At an October 10 forum hosted by the Young Republican Federation of Virginia, Bannon stated: "At 10 o'clock or 11 o'clock... on November 3, Donald J. Trump is going to walk into the Oval Office, and he may hit a tweet before he goes in there... and he's going to sit there, having won Ohio, and being up in Pennsylvania and Florida, and he's going to say, 'Hey, game's over.'"
The possibility of Trump declaring victory before all of the votes are counted in an anti-democratic power grab has been a concern in Democratic circles for months, but the president's former chief strategist previewing such an outcome gives it fresh credence. And, Bannon continued, "Once we set that predicate that Trump's the winner on Election Day, that is mighty hard to unwind... He [Trump] is not going to go quietly into that good night, trust me."

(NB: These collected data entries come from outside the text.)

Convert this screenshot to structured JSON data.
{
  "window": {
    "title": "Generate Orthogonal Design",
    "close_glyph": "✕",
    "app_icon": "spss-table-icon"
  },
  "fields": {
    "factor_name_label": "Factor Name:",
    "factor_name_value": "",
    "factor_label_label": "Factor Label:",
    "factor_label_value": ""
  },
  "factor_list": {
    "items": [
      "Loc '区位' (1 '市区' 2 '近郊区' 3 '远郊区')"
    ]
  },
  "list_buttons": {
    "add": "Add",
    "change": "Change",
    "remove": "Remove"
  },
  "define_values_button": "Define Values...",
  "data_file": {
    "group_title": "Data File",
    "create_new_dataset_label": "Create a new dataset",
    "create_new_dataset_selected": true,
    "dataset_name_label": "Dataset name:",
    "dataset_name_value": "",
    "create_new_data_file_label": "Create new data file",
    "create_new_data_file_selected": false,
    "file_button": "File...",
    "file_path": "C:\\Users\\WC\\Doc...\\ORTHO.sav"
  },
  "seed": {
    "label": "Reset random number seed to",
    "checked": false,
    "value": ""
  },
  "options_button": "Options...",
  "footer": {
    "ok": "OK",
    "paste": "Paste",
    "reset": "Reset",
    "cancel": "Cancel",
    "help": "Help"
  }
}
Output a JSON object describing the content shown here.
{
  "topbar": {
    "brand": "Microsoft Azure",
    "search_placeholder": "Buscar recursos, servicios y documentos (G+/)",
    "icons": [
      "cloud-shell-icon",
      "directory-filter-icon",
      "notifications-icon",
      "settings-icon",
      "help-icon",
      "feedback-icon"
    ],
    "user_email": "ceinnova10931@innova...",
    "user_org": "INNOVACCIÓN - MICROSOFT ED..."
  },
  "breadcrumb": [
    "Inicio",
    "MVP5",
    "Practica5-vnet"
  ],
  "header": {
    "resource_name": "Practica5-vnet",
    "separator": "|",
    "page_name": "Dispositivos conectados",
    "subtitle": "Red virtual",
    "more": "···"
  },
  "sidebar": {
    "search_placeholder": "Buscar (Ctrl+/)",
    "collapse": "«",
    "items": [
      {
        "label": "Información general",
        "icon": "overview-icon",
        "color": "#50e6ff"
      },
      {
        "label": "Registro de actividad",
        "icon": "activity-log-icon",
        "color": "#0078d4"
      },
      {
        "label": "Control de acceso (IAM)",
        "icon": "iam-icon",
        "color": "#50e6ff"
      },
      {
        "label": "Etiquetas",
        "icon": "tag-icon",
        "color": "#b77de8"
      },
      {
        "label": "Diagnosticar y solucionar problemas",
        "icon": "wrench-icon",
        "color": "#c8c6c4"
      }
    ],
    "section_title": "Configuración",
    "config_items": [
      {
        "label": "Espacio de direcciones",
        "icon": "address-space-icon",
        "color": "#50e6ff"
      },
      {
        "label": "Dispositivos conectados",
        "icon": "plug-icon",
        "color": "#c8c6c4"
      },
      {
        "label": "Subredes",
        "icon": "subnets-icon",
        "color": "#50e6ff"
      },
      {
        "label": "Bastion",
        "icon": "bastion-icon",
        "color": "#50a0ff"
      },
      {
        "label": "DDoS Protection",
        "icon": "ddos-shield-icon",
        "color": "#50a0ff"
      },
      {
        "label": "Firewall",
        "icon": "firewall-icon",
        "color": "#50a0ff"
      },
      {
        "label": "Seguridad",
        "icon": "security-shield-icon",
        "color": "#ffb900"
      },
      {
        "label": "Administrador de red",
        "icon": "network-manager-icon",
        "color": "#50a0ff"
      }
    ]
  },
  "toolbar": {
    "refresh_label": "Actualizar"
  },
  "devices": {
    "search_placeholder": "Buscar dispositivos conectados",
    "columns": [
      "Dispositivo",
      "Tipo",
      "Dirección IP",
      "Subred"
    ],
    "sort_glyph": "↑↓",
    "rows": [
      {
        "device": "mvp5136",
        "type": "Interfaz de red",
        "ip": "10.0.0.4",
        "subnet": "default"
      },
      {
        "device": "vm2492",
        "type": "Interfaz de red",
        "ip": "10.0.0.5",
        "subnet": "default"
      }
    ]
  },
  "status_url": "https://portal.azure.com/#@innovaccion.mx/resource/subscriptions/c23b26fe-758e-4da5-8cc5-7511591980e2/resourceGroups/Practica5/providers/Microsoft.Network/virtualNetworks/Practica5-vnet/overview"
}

Is this prediction a promise, or just more disinformation meant to gum up the electoral process and turn potential voters away from the polls, believing it all to be a big fraud?
Pathologizing Bannon may be a fool's errand, but one thing's for sure: He stands to benefit enormously from Trump's reelection. With the far-right mastermind facing counts of fraud for allegedly siphoning off hundreds of thousands of dollars from donors to the "We Build the Wall" online fundraising campaign--charges that carry a lengthy prison term--Bannon is likely hoping for a presidential pardon of the type received by fellow MAGA spinmeister Roger Stone.
In 2019, Surkov wrote an article in a Russian newspaper claiming that, as a result of years of fraudulent media and political tumult, those of us in the West "don't know how to deal with their own altered consciousness." That's certainly the hope of Bannon and other devotees of Trumpism. It's up to us to learn how to deal with this new unwieldy terrain, and take control of our politics--before we're lost in the flood.